Parenting for better learnings


Build on – expose the world to them

Find out what your child actually knows and understands, rather than assuming. Asking them good questions would expose many misconceptions and misunderstandings about the world to them. Imagine with little older kids, if we’re talking about the earth rotation, its orbit, our solar system, they can tell us what is earth and other planets. But can they tell what causes an eclipse? Make better questioning part of life by asking open-ended questions that give us evidence about what and how does this kid understand or not understand.

Make base strong – don’t feed them

They might tell that the sun is moving around the earth and not the other way which is wrong but hold on. Also ask, why is it night in India when it’s day in the USA. You’ll expose them to some very basic scientific fundamentals that you can build on. Kids can come up with totally weird answers and we tend to correct them with the right answers. Rather we should ask them where did they get the answer from, how did they think about it? If you keep feeding them right answers you might never know what is wrong in their thinking process and how they arrive at a particular answer.

Big picture and Feedback

As parents, we should show them the bigger picture to make them understand what’s going on here. It is a very critical piece in their life and growth as they might not connect with the bigger picture when they are doing something. It can affect their interest and motivation.

Another very important area where the parents must be involved all the time is feedback. What kind of feedback do you give? Most of the time it empty and useless feedback. Feedback should be very specific and task focussed and should produce a set of corrective actions.

See the sports coaches, they diagnose whatever the particular sportsperson is doing well and not doing well and then focuses in on the things they need to improve. The importance of the big picture and growth in a skill are very critical aspects of feedback.

Help kids in know what are they doing, why are they doing and how they can make sense of it. It’s kind of chess board game, If you know the rules of the game, if you can spot the patterns, you’ve got a much more powerful memory than if all you’re trying to remember a few pieces and games that you already played.


Help them imagine what will it be like if they are successful (doing something they love and want to do)? Many successful people imagine themselves doing things and dreaming about achieving the goals and the life they want to have, coach the kids with this principle – imagining, believing, working and achieving.

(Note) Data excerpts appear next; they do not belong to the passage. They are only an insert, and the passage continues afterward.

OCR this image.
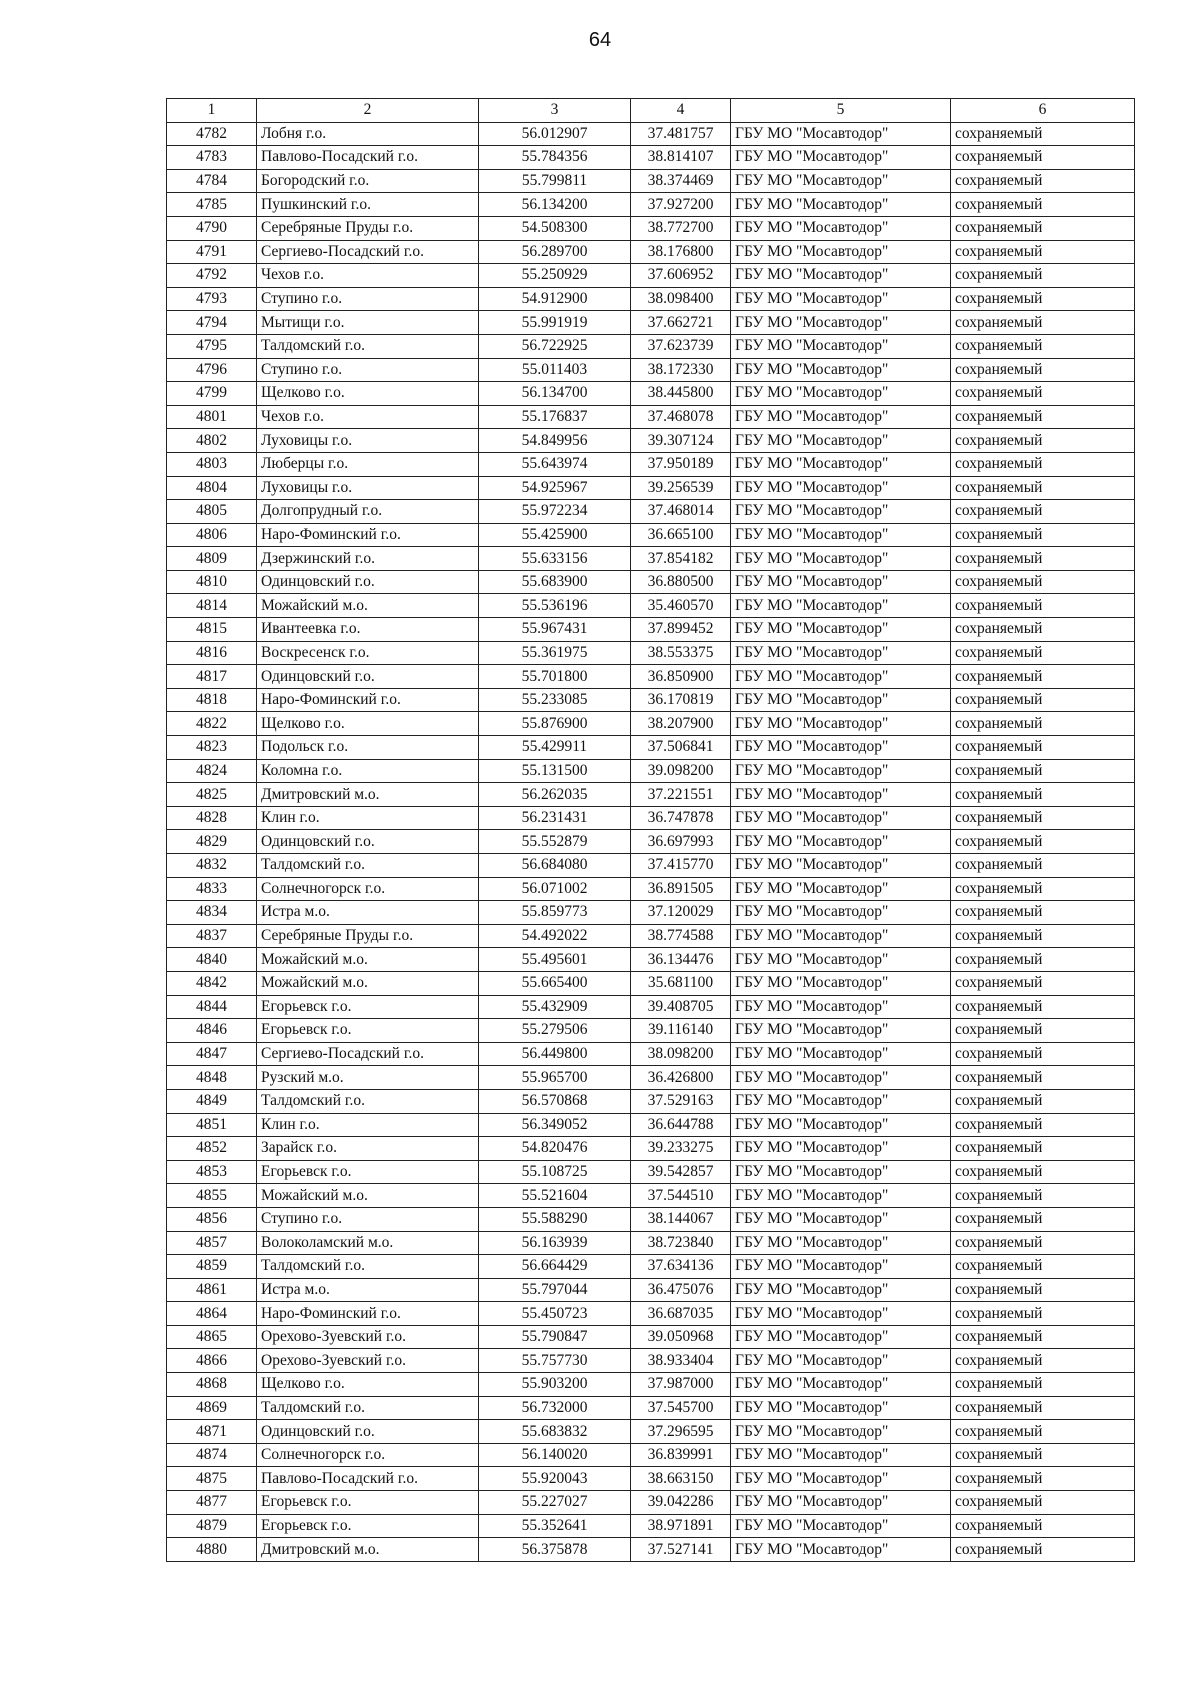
64
1	2	3	4	5	6
4782	Лобня г.о.	56.012907	37.481757	ГБУ МО "Мосавтодор"	сохраняемый
4783	Павлово-Посадский г.о.	55.784356	38.814107	ГБУ МО "Мосавтодор"	сохраняемый
4784	Богородский г.о.	55.799811	38.374469	ГБУ МО "Мосавтодор"	сохраняемый
4785	Пушкинский г.о.	56.134200	37.927200	ГБУ МО "Мосавтодор"	сохраняемый
4790	Серебряные Пруды г.о.	54.508300	38.772700	ГБУ МО "Мосавтодор"	сохраняемый
4791	Сергиево-Посадский г.о.	56.289700	38.176800	ГБУ МО "Мосавтодор"	сохраняемый
4792	Чехов г.о.	55.250929	37.606952	ГБУ МО "Мосавтодор"	сохраняемый
4793	Ступино г.о.	54.912900	38.098400	ГБУ МО "Мосавтодор"	сохраняемый
4794	Мытищи г.о.	55.991919	37.662721	ГБУ МО "Мосавтодор"	сохраняемый
4795	Талдомский г.о.	56.722925	37.623739	ГБУ МО "Мосавтодор"	сохраняемый
4796	Ступино г.о.	55.011403	38.172330	ГБУ МО "Мосавтодор"	сохраняемый
4799	Щелково г.о.	56.134700	38.445800	ГБУ МО "Мосавтодор"	сохраняемый
4801	Чехов г.о.	55.176837	37.468078	ГБУ МО "Мосавтодор"	сохраняемый
4802	Луховицы г.о.	54.849956	39.307124	ГБУ МО "Мосавтодор"	сохраняемый
4803	Люберцы г.о.	55.643974	37.950189	ГБУ МО "Мосавтодор"	сохраняемый
4804	Луховицы г.о.	54.925967	39.256539	ГБУ МО "Мосавтодор"	сохраняемый
4805	Долгопрудный г.о.	55.972234	37.468014	ГБУ МО "Мосавтодор"	сохраняемый
4806	Наро-Фоминский г.о.	55.425900	36.665100	ГБУ МО "Мосавтодор"	сохраняемый
4809	Дзержинский г.о.	55.633156	37.854182	ГБУ МО "Мосавтодор"	сохраняемый
4810	Одинцовский г.о.	55.683900	36.880500	ГБУ МО "Мосавтодор"	сохраняемый
4814	Можайский м.о.	55.536196	35.460570	ГБУ МО "Мосавтодор"	сохраняемый
4815	Ивантеевка г.о.	55.967431	37.899452	ГБУ МО "Мосавтодор"	сохраняемый
4816	Воскресенск г.о.	55.361975	38.553375	ГБУ МО "Мосавтодор"	сохраняемый
4817	Одинцовский г.о.	55.701800	36.850900	ГБУ МО "Мосавтодор"	сохраняемый
4818	Наро-Фоминский г.о.	55.233085	36.170819	ГБУ МО "Мосавтодор"	сохраняемый
4822	Щелково г.о.	55.876900	38.207900	ГБУ МО "Мосавтодор"	сохраняемый
4823	Подольск г.о.	55.429911	37.506841	ГБУ МО "Мосавтодор"	сохраняемый
4824	Коломна г.о.	55.131500	39.098200	ГБУ МО "Мосавтодор"	сохраняемый
4825	Дмитровский м.о.	56.262035	37.221551	ГБУ МО "Мосавтодор"	сохраняемый
4828	Клин г.о.	56.231431	36.747878	ГБУ МО "Мосавтодор"	сохраняемый
4829	Одинцовский г.о.	55.552879	36.697993	ГБУ МО "Мосавтодор"	сохраняемый
4832	Талдомский г.о.	56.684080	37.415770	ГБУ МО "Мосавтодор"	сохраняемый
4833	Солнечногорск г.о.	56.071002	36.891505	ГБУ МО "Мосавтодор"	сохраняемый
4834	Истра м.о.	55.859773	37.120029	ГБУ МО "Мосавтодор"	сохраняемый
4837	Серебряные Пруды г.о.	54.492022	38.774588	ГБУ МО "Мосавтодор"	сохраняемый
4840	Можайский м.о.	55.495601	36.134476	ГБУ МО "Мосавтодор"	сохраняемый
4842	Можайский м.о.	55.665400	35.681100	ГБУ МО "Мосавтодор"	сохраняемый
4844	Егорьевск г.о.	55.432909	39.408705	ГБУ МО "Мосавтодор"	сохраняемый
4846	Егорьевск г.о.	55.279506	39.116140	ГБУ МО "Мосавтодор"	сохраняемый
4847	Сергиево-Посадский г.о.	56.449800	38.098200	ГБУ МО "Мосавтодор"	сохраняемый
4848	Рузский м.о.	55.965700	36.426800	ГБУ МО "Мосавтодор"	сохраняемый
4849	Талдомский г.о.	56.570868	37.529163	ГБУ МО "Мосавтодор"	сохраняемый
4851	Клин г.о.	56.349052	36.644788	ГБУ МО "Мосавтодор"	сохраняемый
4852	Зарайск г.о.	54.820476	39.233275	ГБУ МО "Мосавтодор"	сохраняемый
4853	Егорьевск г.о.	55.108725	39.542857	ГБУ МО "Мосавтодор"	сохраняемый
4855	Можайский м.о.	55.521604	37.544510	ГБУ МО "Мосавтодор"	сохраняемый
4856	Ступино г.о.	55.588290	38.144067	ГБУ МО "Мосавтодор"	сохраняемый
4857	Волоколамский м.о.	56.163939	38.723840	ГБУ МО "Мосавтодор"	сохраняемый
4859	Талдомский г.о.	56.664429	37.634136	ГБУ МО "Мосавтодор"	сохраняемый
4861	Истра м.о.	55.797044	36.475076	ГБУ МО "Мосавтодор"	сохраняемый
4864	Наро-Фоминский г.о.	55.450723	36.687035	ГБУ МО "Мосавтодор"	сохраняемый
4865	Орехово-Зуевский г.о.	55.790847	39.050968	ГБУ МО "Мосавтодор"	сохраняемый
4866	Орехово-Зуевский г.о.	55.757730	38.933404	ГБУ МО "Мосавтодор"	сохраняемый
4868	Щелково г.о.	55.903200	37.987000	ГБУ МО "Мосавтодор"	сохраняемый
4869	Талдомский г.о.	56.732000	37.545700	ГБУ МО "Мосавтодор"	сохраняемый
4871	Одинцовский г.о.	55.683832	37.296595	ГБУ МО "Мосавтодор"	сохраняемый
4874	Солнечногорск г.о.	56.140020	36.839991	ГБУ МО "Мосавтодор"	сохраняемый
4875	Павлово-Посадский г.о.	55.920043	38.663150	ГБУ МО "Мосавтодор"	сохраняемый
4877	Егорьевск г.о.	55.227027	39.042286	ГБУ МО "Мосавтодор"	сохраняемый
4879	Егорьевск г.о.	55.352641	38.971891	ГБУ МО "Мосавтодор"	сохраняемый
4880	Дмитровский м.о.	56.375878	37.527141	ГБУ МО "Мосавтодор"	сохраняемый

Ability or disability induction

Don’t focus on the word or rather forget the word – ability, rather work with kind of apprenticeship model, where you talk about somebody being naive, novice, apprentice, expert, master as they learn, do, and progress.

Life is a learning process, it is about the work itself not about the kid. Ability is all about reputations, labels, and that really interferes with how teachers and schools treat kids. The biggest difference between a good teacher and a normal teacher is the level of the cognitive demand of the work they set their kids, all the kids.

Expert/good teachers expect more from all of their kids, not just the bright ones. They expect them to do deep learning work which is understanding themselves, making sense of it for themselves. So stay away from the word ability and demand more of our children, all the children.

If you’re told that you are high ability or low ability, It doesn’t take you far for certainly. But If you are told that you can do something well or you can do something better, it gives you a lot of possibilities and opportunities.

By putting kids into ability groups is very harmful, kids at the top get the more imaginative, better, more creative and kids at the bottom are treated as they’re not going to do well. Kids at the bottom are event told that you are less capable and not in the same league. The gap widens with time and distorts the thinking process and confidence of kids. It is like we are writing a script for them at that point about what they can and can’t do without really testing it out, without really giving them opportunities, without understanding them.

Kids (ours and others) are like flowers and nature, each has its own beauty and variations, we should nurture it rather than segregating them and damaging them to the core.